Saša Stanišić flüchtete mit seinen Eltern 1992 vor dem Bürgerkrieg nach Deutschland, hat schon als Gymnasiast mit dem Schreiben begonnen und seine Romane sind mehrfach preisgekrönt (u.a. mit dem Deutschen Buchpreis, Preis der Leipziger Buchmesse und Nelly-Sachs-Preis). Sein Erfolgsbuch „Herkunft“ (2019) setzte sich stark mit dem Hintergrund der eigenen Migrationsgeschichte auseinander.
Dieses Sujet spielt auch in den 12 Geschichten des neuen Bandes eine zentrale Rolle. Saša Stanišić erzählt von ganz normalen Menschen, von geradezu paradigmatischen Anti-Helden, aber jeder hat eine singuläre Lebensgeschichte im Rucksack der Erinnerungen.

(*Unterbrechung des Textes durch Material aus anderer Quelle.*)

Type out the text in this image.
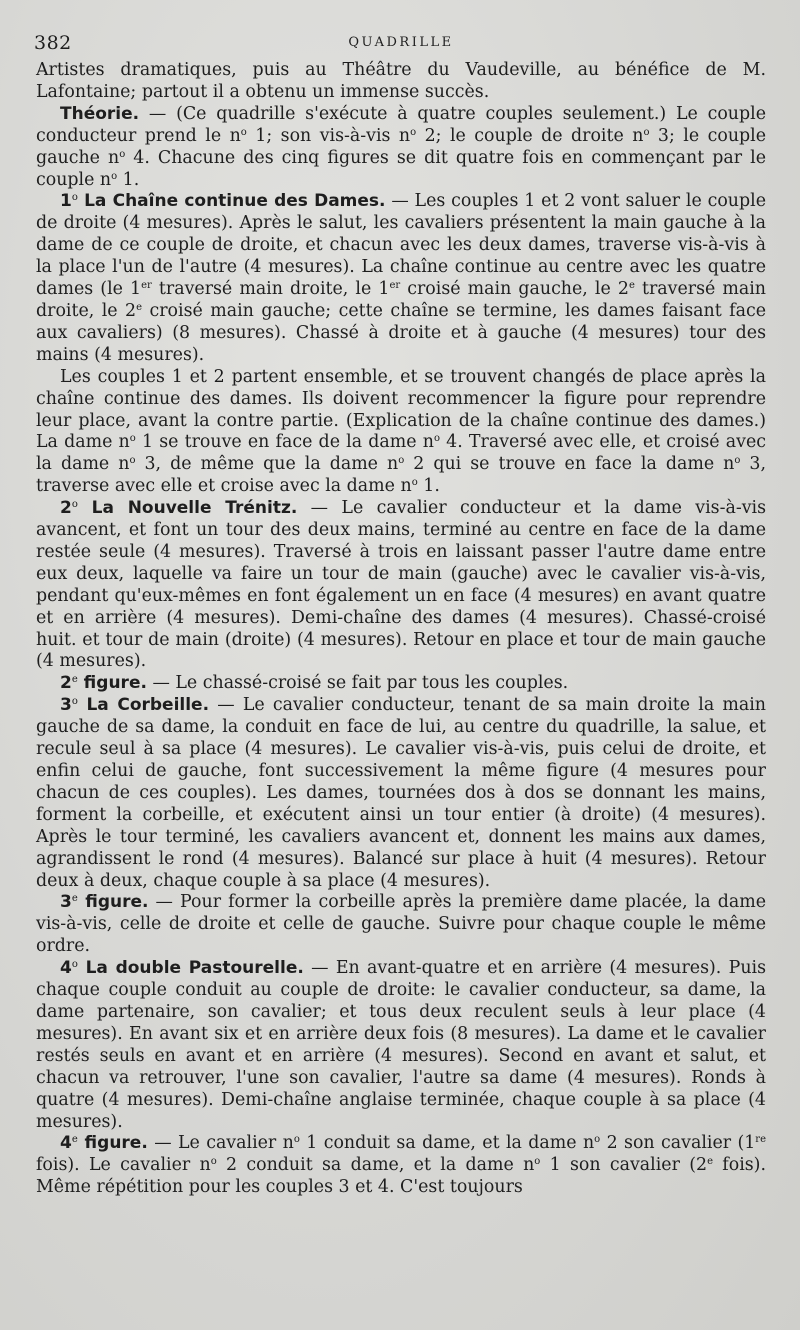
382	QUADRILLE

Artistes dramatiques, puis au Théâtre du Vaudeville, au bénéfice de M. Lafontaine; partout il a obtenu un immense succès.

Théorie. — (Ce quadrille s'exécute à quatre couples seulement.) Le couple conducteur prend le $n^o$ 1; son vis-à-vis $n^o$ 2; le couple de droite $n^o$ 3; le couple gauche $n^o$ 4. Chacune des cinq figures se dit quatre fois en commençant par le couple $n^o$ 1.

1$^o$ La Chaîne continue des Dames. — Les couples 1 et 2 vont saluer le couple de droite (4 mesures). Après le salut, les cavaliers présentent la main gauche à la dame de ce couple de droite, et chacun avec les deux dames, traverse vis-à-vis à la place l'un de l'autre (4 mesures). La chaîne continue au centre avec les quatre dames (le 1er traversé main droite, le 1er croisé main gauche, le 2e traversé main droite, le 2e croisé main gauche; cette chaîne se termine, les dames faisant face aux cavaliers) (8 mesures). Chassé à droite et à gauche (4 mesures) tour des mains (4 mesures).

Les couples 1 et 2 partent ensemble, et se trouvent changés de place après la chaîne continue des dames. Ils doivent recommencer la figure pour reprendre leur place, avant la contre partie. (Explication de la chaîne continue des dames.) La dame $n^o$ 1 se trouve en face de la dame $n^o$ 4. Traversé avec elle, et croisé avec la dame $n^o$ 3, de même que la dame $n^o$ 2 qui se trouve en face la dame $n^o$ 3, traverse avec elle et croise avec la dame $n^o$ 1.

2$^o$ La Nouvelle Trénitz. — Le cavalier conducteur et la dame vis-à-vis avancent, et font un tour des deux mains, terminé au centre en face de la dame restée seule (4 mesures). Traversé à trois en laissant passer l'autre dame entre eux deux, laquelle va faire un tour de main (gauche) avec le cavalier vis-à-vis, pendant qu'eux-mêmes en font également un en face (4 mesures) en avant quatre et en arrière (4 mesures). Demi-chaîne des dames (4 mesures). Chassé-croisé huit. et tour de main (droite) (4 mesures). Retour en place et tour de main gauche (4 mesures).

2e figure. — Le chassé-croisé se fait par tous les couples.

3$^o$ La Corbeille. — Le cavalier conducteur, tenant de sa main droite la main gauche de sa dame, la conduit en face de lui, au centre du quadrille, la salue, et recule seul à sa place (4 mesures). Le cavalier vis-à-vis, puis celui de droite, et enfin celui de gauche, font successivement la même figure (4 mesures pour chacun de ces couples). Les dames, tournées dos à dos se donnant les mains, forment la corbeille, et exécutent ainsi un tour entier (à droite) (4 mesures). Après le tour terminé, les cavaliers avancent et, donnent les mains aux dames, agrandissent le rond (4 mesures). Balancé sur place à huit (4 mesures). Retour deux à deux, chaque couple à sa place (4 mesures).

3e figure. — Pour former la corbeille après la première dame placée, la dame vis-à-vis, celle de droite et celle de gauche. Suivre pour chaque couple le même ordre.

4$^o$ La double Pastourelle. — En avant-quatre et en arrière (4 mesures). Puis chaque couple conduit au couple de droite: le cavalier conducteur, sa dame, la dame partenaire, son cavalier; et tous deux reculent seuls à leur place (4 mesures). En avant six et en arrière deux fois (8 mesures). La dame et le cavalier restés seuls en avant et en arrière (4 mesures). Second en avant et salut, et chacun va retrouver, l'une son cavalier, l'autre sa dame (4 mesures). Ronds à quatre (4 mesures). Demi-chaîne anglaise terminée, chaque couple à sa place (4 mesures).

4e figure. — Le cavalier $n^o$ 1 conduit sa dame, et la dame $n^o$ 2 son cavalier (1re fois). Le cavalier $n^o$ 2 conduit sa dame, et la dame $n^o$ 1 son cavalier (2e fois). Même répétition pour les couples 3 et 4. C'est toujours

Die Witwe Gisel in der Titelgeschichte sucht immer wieder das Grab ihres vor vier Jahren verstorbenen Mannes auf und sucht in einer Gefühlsmelange aus Schmerz und Sehnsucht die Zwiesprache mit dem Verstorbenen: „Einem geliebten Menschen böse zu sein, sollte niemandem schwerfallen. Beide schweigen dann eine Weile, oder einer geht Holz hacken, der andere Zugvögel gucken, oder was man halt gerne macht, und schon hat man Kraft, um einander wieder wohlgesonnen zu sein.“
Im einleitenden Text „Neue Heimat“ stehen die vier Jugendlichen Fatih, Piero, Nico und Sasa (alle mit Migrationsgeschichte) im Mittelpunkt. Sie fühlen sich als „Ausländer in Deutschland", als Abgehängte der Gesellschaft: „Über die Schule brauchen wir gar nicht reden". Es ist der Sommer 1994, den das Quartett in den Weinbergen am Rand von Heidelberg verbringen. Enttäuscht, desillusioniert, aber dennoch voller Träume. So erklärt Fatih: „Wie super wäre es, wenn es einen Proberaum für das Leben gäbe? Du gehst in den rein und probierst zehn Minuten aus der Zukunft - wie bei Deichmann, nur nicht mit Schuhen, sondern mit Schicksal."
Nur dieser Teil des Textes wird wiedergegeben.